Every other Monday, New Wine New Wineskins posts abbreviated versions of papers given at the annual NWNW conference in July. This week, enjoy Nicholas Ogle’s reflections on Aquinas, the Holy Spirit, and moral deliberation. And check back each Monday for more content from NWNW!

What are the effects of grace on rational processes of practical deliberation and moral judgment? How does the moral decision-making of someone in a state of grace differ from that of someone who is not? What is the place of prayer in the Christian moral life? 

These are difficult questions that often do not receive the attention they deserve in contemporary moral theology. One underutilized source of reflection on them is Thomas Aquinas’s discussion of the gifts of the Holy Spirit—in particular, his account of the gift of counsel, which he associates with the virtue of prudence and the perfection of practical reason. This account is significant because of the insights it contains regarding what one might call the cognitive dimension of graced human action. It is where Aquinas focuses his attention on the question of how God, through the inspiration of the Holy Spirit, enlightens our understanding of how to act in a manner proportionate to our supernatural end. 

Yet it also raises a number of difficulties that have often puzzled interpreters and obscured its meaning. These difficulties arise from the apparent conflict between Aquinas’s claims regarding the divine prompting (instinctus) from which graced human action originates and his account of the conditions of voluntariness and free choice. Although Aquinas maintains that the Holy Spirit acts upon us in such a way that we also act ourselves, it remains unclear exactly how this divine prompting relates to the exercise of our rational capacities in graced human action.

On the one hand, it can be said that the two should not simply be identified with one another. Indeed, it is for precisely this reason that Aquinas posits the existence of the gifts alongside the infused virtues as distinct habits possessed by the Christian. As he explains in q. 68 of the Prima secundae, the difference between these two kinds of habit has primarily to do with whose agency they facilitate. Whereas the virtues perfect us insofar as we are apt to be moved by our own reason, the gifts instead perfect us insofar as we are capable of being moved directly by God. 

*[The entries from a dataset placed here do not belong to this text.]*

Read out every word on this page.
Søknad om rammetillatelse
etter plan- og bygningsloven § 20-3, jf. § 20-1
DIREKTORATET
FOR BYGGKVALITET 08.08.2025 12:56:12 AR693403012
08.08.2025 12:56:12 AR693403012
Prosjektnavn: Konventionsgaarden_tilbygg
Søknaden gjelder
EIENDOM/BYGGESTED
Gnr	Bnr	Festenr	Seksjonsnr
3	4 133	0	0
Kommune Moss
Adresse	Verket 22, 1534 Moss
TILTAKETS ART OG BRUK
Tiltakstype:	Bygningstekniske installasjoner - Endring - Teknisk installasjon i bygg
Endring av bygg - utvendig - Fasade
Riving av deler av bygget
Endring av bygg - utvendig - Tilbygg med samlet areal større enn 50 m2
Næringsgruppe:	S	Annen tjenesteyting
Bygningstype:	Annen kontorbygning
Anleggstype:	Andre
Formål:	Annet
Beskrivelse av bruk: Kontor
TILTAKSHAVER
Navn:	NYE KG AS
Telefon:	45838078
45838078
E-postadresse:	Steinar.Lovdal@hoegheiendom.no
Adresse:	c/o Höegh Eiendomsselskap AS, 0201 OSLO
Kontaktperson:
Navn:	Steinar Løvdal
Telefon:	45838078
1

But on the other hand, if the prompting and movement of the Holy Spirit is not simply identical with our own rational activity, neither is it something entirely separate from it. While it is true that the infused virtues and gifts “prepare us to rely on an agency other than our own” (as Paul Wadell once put it), we would be mistaken to think that human actions prompted by the Holy Spirit are therefore not fully voluntary. On the contrary, Aquinas repeatedly insists that “The sons of God are led by the Holy Spirit according to their own mode, viz., preserving free choice, which is a faculty of will and reason” (II-II 52.1 ad3).

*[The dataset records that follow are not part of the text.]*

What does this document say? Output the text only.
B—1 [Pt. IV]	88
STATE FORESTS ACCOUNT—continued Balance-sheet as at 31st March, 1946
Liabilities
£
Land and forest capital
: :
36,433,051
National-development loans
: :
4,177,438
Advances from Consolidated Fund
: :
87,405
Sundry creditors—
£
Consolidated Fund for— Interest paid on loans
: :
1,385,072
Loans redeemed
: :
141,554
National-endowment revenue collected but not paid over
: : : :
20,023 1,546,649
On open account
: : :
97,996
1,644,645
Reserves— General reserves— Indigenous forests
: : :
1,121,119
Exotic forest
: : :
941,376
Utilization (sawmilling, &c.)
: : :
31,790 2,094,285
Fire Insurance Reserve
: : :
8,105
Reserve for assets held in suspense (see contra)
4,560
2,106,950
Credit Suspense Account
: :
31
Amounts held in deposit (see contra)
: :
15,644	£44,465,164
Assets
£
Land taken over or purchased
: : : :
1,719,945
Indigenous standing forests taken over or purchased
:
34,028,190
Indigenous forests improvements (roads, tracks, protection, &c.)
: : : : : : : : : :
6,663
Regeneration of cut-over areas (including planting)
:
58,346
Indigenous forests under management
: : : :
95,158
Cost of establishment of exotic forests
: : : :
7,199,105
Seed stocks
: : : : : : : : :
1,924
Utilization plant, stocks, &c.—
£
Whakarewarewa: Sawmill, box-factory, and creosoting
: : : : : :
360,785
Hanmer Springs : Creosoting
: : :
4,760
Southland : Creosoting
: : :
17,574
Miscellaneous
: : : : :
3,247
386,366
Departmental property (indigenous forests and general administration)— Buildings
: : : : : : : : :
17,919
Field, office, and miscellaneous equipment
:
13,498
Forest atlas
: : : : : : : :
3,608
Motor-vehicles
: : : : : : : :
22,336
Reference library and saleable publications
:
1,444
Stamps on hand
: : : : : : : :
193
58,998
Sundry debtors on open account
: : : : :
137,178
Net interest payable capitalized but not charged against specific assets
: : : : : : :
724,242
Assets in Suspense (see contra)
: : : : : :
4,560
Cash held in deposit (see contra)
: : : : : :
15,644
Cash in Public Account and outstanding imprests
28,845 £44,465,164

In Aquinas’s account of the gift of counsel, we find a model for thinking through the role of the Holy Spirit in moral deliberation that successfully avoids both of these extremes. While it certainly does not resolve every issue that arises from reflection on the nature of Christian moral decision-making, it nevertheless provides a helpful way of explaining how the prompting and guidance of the Holy Spirit can stand in a non-competitive relationship with the activity of reason, assisting and perfecting the exercise of prudence without undermining the integrity of graced human agency. 

Nicholas Ogle is a PhD Candidate in Moral Theology at the University of Notre Dame.